O crítico ainda se referia, nessa época, aos textos de “Eles Não Usam Black-Tie”, “Gimba” e “A Semente”, antevendo um futuro promissor, mas longe de adivinhar que toda a carreira dramatúrgica de Guarnieri se constituiria num progressivo encadeamento de textos que, para além da “inequívoca humanidade de seus heróis”, revolvia as vísceras de um Brasil injusto, preconceituoso e totalitário, particularmente nos anos que vão de 1964 a 1979.
Dos personagens heróis quase anônimos dos morros e das favelas (“Black-tie”, “Gimba” e “A Semente”), a uma instigante passagem pelos temas da reforma agrária e da desmistificação do uso do poder através da superstição (“O Filho do Cão”), o jovem Guarnieri avança, já então ao lado do companheiro e teatrólogo Augusto Boal, pelos caminhos brechtianos, ao dar vida a duas sagas libertárias brasileiras, desta vez como luta coletiva emblemática para o tempo em que se vivia: “Arena Conta Zumbi” e “Arena Conta Tiradentes”. Tempo de guerra e sem sol...
Vivia-se o final dos anos sessenta e, no emblemático ano de 1968, o Brasil iniciava sua caminhada, deflagrada com o golpe civil e militar de 1964, para uma década mais dura de terrorismo de Estado com a edição do AI-5, um monstrengo jurídico que, entre outras arbitrariedades, fechou o Congresso Nacional, colocou a UNE fora da lei, lacrou sindicatos de trabalhadores, impôs a censura à imprensa e extinguiu a figura do habeas corpus. O rescaldo de tal violência é a prisão de milhares de brasileiros, entre eles artistas e intelectuais.
No plano cultural, os palcos e as ruas brasileiras ganharam novas arenas e nova consistência: a luta contra a ditadura. Uma década efervescente, na qual o teatro e a música popular deram o mote.

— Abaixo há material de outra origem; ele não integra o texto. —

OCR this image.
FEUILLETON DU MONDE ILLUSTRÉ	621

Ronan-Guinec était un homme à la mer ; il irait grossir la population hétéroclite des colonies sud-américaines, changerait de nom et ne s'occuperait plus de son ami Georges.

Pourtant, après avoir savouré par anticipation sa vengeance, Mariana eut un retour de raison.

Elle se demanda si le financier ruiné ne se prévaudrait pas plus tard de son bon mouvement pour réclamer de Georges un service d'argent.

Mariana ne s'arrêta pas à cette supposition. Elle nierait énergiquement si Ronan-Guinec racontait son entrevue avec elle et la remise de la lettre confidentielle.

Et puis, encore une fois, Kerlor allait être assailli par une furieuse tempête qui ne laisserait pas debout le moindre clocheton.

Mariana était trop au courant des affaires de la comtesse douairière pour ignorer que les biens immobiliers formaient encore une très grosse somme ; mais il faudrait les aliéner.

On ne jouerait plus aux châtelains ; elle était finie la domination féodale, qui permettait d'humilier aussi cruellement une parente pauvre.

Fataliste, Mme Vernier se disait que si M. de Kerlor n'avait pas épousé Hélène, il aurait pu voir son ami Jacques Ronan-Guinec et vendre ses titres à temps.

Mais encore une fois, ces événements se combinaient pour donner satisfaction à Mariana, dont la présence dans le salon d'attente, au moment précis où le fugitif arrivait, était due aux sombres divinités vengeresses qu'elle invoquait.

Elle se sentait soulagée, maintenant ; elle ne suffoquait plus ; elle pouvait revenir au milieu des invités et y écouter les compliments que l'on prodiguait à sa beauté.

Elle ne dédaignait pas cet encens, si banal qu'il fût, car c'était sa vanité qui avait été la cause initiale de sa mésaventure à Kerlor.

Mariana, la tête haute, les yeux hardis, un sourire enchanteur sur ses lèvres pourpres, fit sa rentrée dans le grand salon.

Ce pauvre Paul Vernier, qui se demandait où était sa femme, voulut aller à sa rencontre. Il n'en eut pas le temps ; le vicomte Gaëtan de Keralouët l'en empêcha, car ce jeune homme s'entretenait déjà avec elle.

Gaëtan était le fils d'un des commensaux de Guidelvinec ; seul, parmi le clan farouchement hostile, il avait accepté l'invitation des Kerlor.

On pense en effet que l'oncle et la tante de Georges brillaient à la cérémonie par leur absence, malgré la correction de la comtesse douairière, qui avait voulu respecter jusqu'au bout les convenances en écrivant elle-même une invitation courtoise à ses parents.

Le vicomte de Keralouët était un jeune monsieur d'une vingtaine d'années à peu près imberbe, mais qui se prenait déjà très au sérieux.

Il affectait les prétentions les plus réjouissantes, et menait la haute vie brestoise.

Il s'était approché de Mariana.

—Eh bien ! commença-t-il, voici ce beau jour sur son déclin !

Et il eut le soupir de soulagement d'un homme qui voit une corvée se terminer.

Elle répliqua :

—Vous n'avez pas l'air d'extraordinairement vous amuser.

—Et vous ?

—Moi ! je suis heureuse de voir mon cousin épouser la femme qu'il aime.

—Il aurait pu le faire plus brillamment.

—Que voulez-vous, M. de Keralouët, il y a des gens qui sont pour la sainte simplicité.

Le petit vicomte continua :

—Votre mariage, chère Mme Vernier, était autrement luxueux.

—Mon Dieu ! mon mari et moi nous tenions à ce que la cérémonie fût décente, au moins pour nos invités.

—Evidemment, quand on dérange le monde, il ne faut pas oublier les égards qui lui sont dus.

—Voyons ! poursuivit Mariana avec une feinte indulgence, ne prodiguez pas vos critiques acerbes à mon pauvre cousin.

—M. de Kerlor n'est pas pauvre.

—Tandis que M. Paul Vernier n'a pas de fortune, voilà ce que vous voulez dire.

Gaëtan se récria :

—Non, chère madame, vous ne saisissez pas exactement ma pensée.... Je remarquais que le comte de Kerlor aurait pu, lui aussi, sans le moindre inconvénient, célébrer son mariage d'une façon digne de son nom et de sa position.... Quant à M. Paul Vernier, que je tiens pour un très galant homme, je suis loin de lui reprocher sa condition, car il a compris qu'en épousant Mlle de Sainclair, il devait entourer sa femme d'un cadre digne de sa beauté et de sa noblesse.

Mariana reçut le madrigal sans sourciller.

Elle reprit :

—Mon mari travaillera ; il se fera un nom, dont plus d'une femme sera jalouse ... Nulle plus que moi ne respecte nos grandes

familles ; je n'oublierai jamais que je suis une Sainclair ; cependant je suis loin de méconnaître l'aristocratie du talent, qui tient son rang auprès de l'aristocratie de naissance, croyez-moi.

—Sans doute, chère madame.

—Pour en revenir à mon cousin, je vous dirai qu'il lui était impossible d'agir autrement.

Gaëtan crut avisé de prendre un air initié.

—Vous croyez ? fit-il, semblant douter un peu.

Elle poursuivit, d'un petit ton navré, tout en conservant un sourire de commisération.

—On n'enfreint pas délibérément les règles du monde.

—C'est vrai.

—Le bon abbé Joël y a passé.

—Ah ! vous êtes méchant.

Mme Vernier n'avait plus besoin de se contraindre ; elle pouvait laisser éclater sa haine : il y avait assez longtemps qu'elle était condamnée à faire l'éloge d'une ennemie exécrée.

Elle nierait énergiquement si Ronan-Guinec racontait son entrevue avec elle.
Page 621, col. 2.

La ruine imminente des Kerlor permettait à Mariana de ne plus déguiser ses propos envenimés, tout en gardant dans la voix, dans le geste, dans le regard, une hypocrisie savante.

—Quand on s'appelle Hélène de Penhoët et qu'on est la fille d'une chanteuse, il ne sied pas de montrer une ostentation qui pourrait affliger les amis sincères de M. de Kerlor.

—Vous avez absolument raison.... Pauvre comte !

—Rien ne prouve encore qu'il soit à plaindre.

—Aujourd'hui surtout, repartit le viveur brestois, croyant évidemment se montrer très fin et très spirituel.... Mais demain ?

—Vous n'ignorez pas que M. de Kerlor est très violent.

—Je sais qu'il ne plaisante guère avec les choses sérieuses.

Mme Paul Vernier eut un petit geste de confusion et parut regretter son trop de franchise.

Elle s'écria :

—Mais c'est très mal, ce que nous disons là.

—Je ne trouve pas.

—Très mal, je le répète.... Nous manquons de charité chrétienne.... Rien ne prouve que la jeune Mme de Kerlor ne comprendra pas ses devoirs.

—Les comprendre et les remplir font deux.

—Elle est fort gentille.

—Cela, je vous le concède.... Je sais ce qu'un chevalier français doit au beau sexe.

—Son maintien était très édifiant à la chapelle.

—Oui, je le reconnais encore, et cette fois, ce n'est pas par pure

No período, Guarnieri destacou-se em seu trabalho como ator, e, também, em textos como os de “Castro Alves Pede Passagem”, “Ponto de Partida” e “Um Grito Parado no Ar”. Um teatro firme, de intervenção social, de forte apelo à participação política e com uma singular curiosidade, embora não fosse essa propriamente uma novidade: o uso pungente da mais autêntica música popular.

Não foi em vão
Canções que se imortalizaram no nosso cancioneiro foram lançadas em peças de Guarnieri nesse período ou mesmo antes dele, tendo como parceiros os nomes sonantes de Edu Lobo, Sérgio Ricardo, Toquinho, Adoniran Barbosa, Carlos Lyra, entre outros.
Outro parceiro, mais contemporâneo, foi Heron Coelho, diretor e roteirista de “Um Grito Solto no Ar”, show musical vibrante que circulou no primeiro semestre deste ano em São Paulo, interior e capital, como parte da temporada apresentada no SESC Pompeia. A casa de shows, com suas paredes de tijolos e tetos de vigas aparentes, abraçou comovida a figura de seis jovens que foram buscar na música teatral de Guarnieri a seiva e a inspiração para um espetáculo de rara sensibilidade.
Heron e Guarnieri se conheceram num ciclo de leituras realizado pela Funarte nos anos 90 e que inspirou Heron a realizar em 2005 o espetáculo “Arena Conta Guarnieri”, um ano antes do falecimento do autor. Nessa montagem tomou parte a atriz Georgete Fadel. A morte de Guarnieri sugere ter deixado em Heron e Fadel a expectativa de uma nova parceria. O reencontro vem com o belíssimo musical “Um Grito solto no Ar”.
Aproveitando o metafórico grito de 1973 (“Um Grito Parado no Ar”), no qual o autor põe em cena um grupo de teatro que ensaia e discute os problemas de sua sobrevivência e de ter voz e participação diante de um regime de censura e repressão, Heron homenageia Guarnieri quase quarenta anos depois com a satisfação de poder cantar em liberdade, como quem diz: Guarnieri, sua luta não foi em vão, nem a de todos aqueles que foram presos, torturados ou mesmo morreram por querer liberdade.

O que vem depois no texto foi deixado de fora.